Почему он был так далеко от Стефана, что даже не видел его лица? Однажды на вилле в Йогонолуке он сидел у кровати сына и подслушивал его сны; на столе тогда лежали неумелые его чертежи, карты Дамладжка. И теперь они вновь едины, он и его мальчик, который все, чем был он сам, навсегда уносит с собой. И Габриэл Багратян стал на колени перед мертвым, чтобы его слепнущие глаза в последний раз запечатлели это нетерпеливо ожидающее личико.

Тер-Айказун, Алтуни и все другие видели вождя сопротивления таким, как обычно, — в охотничьем костюме и тропическом шлеме. Они увидели, как он медленно, чуть пошатываясь, подошел к погребальным носилкам. Потом увидели, как он беспомощно стоит, ловя ртом воздух, и все время нерешительно то будто тянется, то отталкивается руками. Они увидели, что он не в силах смотреть на мертвого сына и потому отворачивает голову. Когда же он, наконец, молча пал на колени перед трупом, в сердцах тысячи молчащих людей пронеслось мгновение, равное вечности.

И вот лицо Габриэла легло на лицо Стефана. Казалось, он уснул, или так и умер — на коленях, припав лицом к лицу сына. Тропический шлем свалился наземь. Из-под сомкнутых век не выкатилось ни одной слезы. Но все женщины и многие мужчины плакали. Смерть Стефана казалось, снова сблизила этих людей с чужим. Как только в сердцах толпы миновало пронесшееся бесконечное мгновение, Тер-Айказун и доктор Петрос под руки подняли стоящего на коленях отца. Не вымолиив ни слова, они увели его, и он послушно пошел с ними. И когда они уже далеко отошли от Города и завидели Три шатра, Тер-Айказун, который шел по правую руку Багратяна, сказал коротко:

— Габриэл, сын мой, помни, что он опередил тебя всего на несколько обыденных дней.
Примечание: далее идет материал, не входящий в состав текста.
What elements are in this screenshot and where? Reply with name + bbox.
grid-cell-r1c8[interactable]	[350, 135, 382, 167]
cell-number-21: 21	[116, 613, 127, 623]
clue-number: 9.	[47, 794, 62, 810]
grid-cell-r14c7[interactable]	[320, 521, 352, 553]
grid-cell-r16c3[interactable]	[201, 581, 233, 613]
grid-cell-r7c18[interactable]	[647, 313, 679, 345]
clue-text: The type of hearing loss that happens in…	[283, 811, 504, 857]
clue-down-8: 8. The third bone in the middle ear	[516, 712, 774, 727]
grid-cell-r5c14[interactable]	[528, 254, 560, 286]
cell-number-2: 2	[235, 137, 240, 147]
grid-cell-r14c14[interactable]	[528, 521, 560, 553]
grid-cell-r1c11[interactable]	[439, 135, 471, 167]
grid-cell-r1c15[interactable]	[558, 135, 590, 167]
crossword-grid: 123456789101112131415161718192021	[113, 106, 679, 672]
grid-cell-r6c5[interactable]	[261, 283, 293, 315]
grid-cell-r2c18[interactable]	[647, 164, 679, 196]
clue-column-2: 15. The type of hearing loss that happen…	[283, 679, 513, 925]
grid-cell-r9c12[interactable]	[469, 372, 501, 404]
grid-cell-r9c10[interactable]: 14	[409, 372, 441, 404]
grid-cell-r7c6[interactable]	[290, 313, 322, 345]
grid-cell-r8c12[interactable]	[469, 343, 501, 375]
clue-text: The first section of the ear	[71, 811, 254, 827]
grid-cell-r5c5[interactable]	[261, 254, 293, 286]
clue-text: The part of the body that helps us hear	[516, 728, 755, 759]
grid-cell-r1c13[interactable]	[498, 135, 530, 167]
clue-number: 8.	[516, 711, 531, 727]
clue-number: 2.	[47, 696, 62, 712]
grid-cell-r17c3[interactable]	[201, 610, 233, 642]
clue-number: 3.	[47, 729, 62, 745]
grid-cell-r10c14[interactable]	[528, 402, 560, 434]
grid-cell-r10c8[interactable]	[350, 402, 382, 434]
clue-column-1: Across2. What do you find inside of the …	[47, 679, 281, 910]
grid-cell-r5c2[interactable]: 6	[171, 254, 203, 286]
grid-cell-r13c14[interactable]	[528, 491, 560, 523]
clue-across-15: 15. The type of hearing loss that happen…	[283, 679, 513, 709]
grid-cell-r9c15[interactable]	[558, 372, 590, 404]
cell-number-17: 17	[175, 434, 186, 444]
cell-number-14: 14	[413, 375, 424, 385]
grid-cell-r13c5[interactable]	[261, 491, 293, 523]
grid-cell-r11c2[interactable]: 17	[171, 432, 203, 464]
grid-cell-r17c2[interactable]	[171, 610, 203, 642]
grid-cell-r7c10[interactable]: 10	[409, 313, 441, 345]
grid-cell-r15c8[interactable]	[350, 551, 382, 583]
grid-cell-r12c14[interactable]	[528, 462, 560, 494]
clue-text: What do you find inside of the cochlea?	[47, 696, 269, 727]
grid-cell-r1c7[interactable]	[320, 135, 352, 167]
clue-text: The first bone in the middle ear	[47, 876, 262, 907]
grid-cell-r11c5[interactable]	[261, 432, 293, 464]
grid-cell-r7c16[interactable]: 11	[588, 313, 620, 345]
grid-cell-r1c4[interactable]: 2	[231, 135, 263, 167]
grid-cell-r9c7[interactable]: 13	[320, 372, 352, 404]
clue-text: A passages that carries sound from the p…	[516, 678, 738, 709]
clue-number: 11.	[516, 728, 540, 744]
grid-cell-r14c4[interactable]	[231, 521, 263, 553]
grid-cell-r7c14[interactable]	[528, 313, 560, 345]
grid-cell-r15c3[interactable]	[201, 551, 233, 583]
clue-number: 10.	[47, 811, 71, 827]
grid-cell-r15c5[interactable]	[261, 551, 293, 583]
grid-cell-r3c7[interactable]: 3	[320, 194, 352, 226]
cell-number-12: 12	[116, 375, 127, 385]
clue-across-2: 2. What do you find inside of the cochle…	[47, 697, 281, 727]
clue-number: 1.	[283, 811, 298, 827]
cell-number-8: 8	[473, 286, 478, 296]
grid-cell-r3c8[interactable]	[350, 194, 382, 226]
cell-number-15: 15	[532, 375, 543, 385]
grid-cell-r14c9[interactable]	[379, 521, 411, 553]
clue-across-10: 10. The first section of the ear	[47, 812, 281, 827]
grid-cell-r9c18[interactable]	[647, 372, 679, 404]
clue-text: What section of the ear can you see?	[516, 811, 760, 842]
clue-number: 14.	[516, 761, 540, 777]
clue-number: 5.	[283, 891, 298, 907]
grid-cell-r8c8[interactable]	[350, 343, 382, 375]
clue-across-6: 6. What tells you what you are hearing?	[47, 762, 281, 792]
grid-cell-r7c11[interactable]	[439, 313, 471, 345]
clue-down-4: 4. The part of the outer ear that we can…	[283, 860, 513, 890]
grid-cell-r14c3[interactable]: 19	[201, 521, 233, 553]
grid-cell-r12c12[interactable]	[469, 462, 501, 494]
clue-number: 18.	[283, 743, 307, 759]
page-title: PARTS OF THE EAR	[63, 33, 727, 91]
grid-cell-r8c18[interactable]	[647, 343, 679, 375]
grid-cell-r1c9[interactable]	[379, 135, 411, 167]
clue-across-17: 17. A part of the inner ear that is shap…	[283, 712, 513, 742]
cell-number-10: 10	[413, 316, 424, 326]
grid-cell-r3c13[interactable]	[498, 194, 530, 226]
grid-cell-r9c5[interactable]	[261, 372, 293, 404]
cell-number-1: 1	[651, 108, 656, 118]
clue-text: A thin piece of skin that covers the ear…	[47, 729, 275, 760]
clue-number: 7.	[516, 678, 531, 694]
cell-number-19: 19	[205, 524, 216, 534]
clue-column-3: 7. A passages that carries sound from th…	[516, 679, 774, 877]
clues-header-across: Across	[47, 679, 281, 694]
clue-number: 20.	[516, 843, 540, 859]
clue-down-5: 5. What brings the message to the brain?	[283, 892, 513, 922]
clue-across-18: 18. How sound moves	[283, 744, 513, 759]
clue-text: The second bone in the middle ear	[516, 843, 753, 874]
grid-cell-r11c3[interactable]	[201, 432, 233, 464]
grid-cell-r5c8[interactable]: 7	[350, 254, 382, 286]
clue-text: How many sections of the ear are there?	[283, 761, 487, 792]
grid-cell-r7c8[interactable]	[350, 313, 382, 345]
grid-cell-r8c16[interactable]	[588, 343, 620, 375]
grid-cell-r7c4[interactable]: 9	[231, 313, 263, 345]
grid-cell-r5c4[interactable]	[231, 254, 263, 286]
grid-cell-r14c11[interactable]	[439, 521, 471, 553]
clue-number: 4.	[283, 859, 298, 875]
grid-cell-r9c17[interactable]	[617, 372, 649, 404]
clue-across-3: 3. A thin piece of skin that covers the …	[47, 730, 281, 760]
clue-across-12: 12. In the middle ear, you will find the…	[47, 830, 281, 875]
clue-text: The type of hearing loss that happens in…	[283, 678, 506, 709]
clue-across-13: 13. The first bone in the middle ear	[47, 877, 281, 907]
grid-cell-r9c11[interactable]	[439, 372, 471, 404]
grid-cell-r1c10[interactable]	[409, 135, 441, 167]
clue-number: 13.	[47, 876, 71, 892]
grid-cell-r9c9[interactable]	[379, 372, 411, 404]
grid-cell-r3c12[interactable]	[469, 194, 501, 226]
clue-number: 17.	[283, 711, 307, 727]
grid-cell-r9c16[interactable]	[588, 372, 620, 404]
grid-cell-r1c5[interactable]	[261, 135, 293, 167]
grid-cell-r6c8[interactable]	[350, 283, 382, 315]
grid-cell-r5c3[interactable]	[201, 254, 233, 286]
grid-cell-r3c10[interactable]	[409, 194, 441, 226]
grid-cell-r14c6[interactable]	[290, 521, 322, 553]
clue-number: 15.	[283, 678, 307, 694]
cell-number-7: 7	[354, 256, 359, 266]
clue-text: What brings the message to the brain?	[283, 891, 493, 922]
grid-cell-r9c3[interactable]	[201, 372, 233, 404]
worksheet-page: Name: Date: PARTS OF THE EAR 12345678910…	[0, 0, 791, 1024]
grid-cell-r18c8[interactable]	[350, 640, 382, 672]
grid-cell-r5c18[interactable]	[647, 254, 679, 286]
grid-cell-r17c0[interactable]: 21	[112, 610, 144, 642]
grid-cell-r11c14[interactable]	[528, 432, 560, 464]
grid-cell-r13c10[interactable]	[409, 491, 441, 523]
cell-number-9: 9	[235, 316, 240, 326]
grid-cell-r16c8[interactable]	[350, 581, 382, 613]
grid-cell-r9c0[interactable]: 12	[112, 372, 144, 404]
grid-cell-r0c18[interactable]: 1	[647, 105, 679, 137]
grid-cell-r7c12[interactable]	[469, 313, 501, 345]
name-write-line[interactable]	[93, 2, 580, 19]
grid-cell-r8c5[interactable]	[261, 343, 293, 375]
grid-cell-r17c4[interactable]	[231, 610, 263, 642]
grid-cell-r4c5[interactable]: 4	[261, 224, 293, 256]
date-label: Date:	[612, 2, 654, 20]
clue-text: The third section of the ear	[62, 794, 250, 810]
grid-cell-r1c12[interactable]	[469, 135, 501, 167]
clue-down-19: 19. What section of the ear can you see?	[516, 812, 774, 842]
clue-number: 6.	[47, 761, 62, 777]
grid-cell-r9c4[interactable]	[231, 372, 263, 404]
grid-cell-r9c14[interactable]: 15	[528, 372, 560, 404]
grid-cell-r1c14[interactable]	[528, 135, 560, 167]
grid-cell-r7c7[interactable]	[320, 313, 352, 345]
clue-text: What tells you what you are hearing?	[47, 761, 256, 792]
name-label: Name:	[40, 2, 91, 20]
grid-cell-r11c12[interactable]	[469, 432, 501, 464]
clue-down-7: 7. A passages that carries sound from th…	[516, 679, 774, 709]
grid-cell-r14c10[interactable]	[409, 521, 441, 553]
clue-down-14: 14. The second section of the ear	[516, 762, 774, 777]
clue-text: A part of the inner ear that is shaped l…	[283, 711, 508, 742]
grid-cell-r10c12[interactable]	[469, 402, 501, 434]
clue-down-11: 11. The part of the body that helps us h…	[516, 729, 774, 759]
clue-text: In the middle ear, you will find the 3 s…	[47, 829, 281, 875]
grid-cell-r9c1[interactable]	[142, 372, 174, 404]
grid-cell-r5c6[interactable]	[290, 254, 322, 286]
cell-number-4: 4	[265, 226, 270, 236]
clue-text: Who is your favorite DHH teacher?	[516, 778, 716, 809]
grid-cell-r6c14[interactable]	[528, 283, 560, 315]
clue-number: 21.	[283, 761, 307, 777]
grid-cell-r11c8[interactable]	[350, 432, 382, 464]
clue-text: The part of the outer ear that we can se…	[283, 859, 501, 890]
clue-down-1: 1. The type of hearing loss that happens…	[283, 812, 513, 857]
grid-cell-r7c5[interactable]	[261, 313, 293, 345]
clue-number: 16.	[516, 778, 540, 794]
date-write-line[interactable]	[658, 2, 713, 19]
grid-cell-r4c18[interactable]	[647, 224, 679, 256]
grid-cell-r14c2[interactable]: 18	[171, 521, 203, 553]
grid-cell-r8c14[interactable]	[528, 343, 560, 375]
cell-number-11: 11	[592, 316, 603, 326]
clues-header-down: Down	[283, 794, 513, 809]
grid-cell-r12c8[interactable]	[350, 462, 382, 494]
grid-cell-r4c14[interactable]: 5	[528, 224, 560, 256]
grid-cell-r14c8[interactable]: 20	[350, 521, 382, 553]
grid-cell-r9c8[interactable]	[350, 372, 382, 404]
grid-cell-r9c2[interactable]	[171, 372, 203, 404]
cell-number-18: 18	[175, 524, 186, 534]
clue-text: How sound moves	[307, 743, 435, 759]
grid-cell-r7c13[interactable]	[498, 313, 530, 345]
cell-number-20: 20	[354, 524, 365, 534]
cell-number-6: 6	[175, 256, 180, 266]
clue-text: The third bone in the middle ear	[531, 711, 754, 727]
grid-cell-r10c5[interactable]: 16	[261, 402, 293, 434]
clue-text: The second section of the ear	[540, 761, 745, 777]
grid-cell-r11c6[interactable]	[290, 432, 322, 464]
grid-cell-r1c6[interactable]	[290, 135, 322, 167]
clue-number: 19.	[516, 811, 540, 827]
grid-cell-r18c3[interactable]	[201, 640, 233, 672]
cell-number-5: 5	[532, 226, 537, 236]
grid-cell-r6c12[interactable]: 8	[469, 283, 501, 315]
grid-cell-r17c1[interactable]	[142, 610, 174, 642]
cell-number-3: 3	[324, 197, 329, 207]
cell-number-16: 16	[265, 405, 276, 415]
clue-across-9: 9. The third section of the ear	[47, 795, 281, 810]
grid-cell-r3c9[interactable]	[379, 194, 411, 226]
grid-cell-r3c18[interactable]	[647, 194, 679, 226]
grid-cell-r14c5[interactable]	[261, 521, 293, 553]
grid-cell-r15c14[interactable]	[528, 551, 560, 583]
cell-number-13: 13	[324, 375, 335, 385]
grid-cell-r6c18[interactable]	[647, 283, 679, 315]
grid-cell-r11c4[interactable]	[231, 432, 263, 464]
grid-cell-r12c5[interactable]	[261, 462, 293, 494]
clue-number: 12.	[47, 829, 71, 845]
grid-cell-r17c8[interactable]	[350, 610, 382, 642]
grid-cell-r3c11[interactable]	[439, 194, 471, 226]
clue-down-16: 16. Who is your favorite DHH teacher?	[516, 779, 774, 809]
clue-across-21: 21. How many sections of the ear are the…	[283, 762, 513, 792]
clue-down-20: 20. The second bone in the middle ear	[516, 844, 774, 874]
Но доктор Петрос, шедший слева, горько и устало возразил:

— Габриэл, дитя мое, помни, что наступающие дни будут не обыденными днями, а сущим адом, и благослови ночь.

Багратян ничего не сказал, но остановился и раскинул руки, преграждая им путь. Они поняли и повернули обратно, оставив его в одиночестве.

Температура у Жюльетты больше не падала. Казалось, ее бесчувственное состояние дошло до предела. Она перестала дергаться, метаться, бормотать, хрипеть, задыхаться, лежала вытянувшись, неподвижно, и только дыхание короткими толчками вырывалось из обметанных губ. Наступил ли согласно законам этой болезни кризис, который в несколько часов решал: жизнь или смерть?

Искуи больше не тревожилась о Жюльетте, помрет или выживет — ее воля. Не вспоминала Искуи и о мрачных угрозах брата, — он поклялся навсегда отречься от нее, если она в полдень не уйдет от Багратянов.

В палатке стоял Габриэл, выпрямившись во весь рост, — почти касался головой потолка. Вид у него был, пожалуй, даже более отстраненный от мира, чем у лежавшей в горячке жены; он не узнавал Искуи.

Она скользнула на пол, припала головой к его коленям. Сейчас она не так терзалась гибелью Стефана, как муками Габриэла. Она одна знала, какой ранимой и алчущей света была его душа. И все же он решился взвалить на свои израненные плечи этот пылающий мир, весь Дамладжк. А близкие подрезали ему крылья, — сначала Жюльетта, потом убитый сын.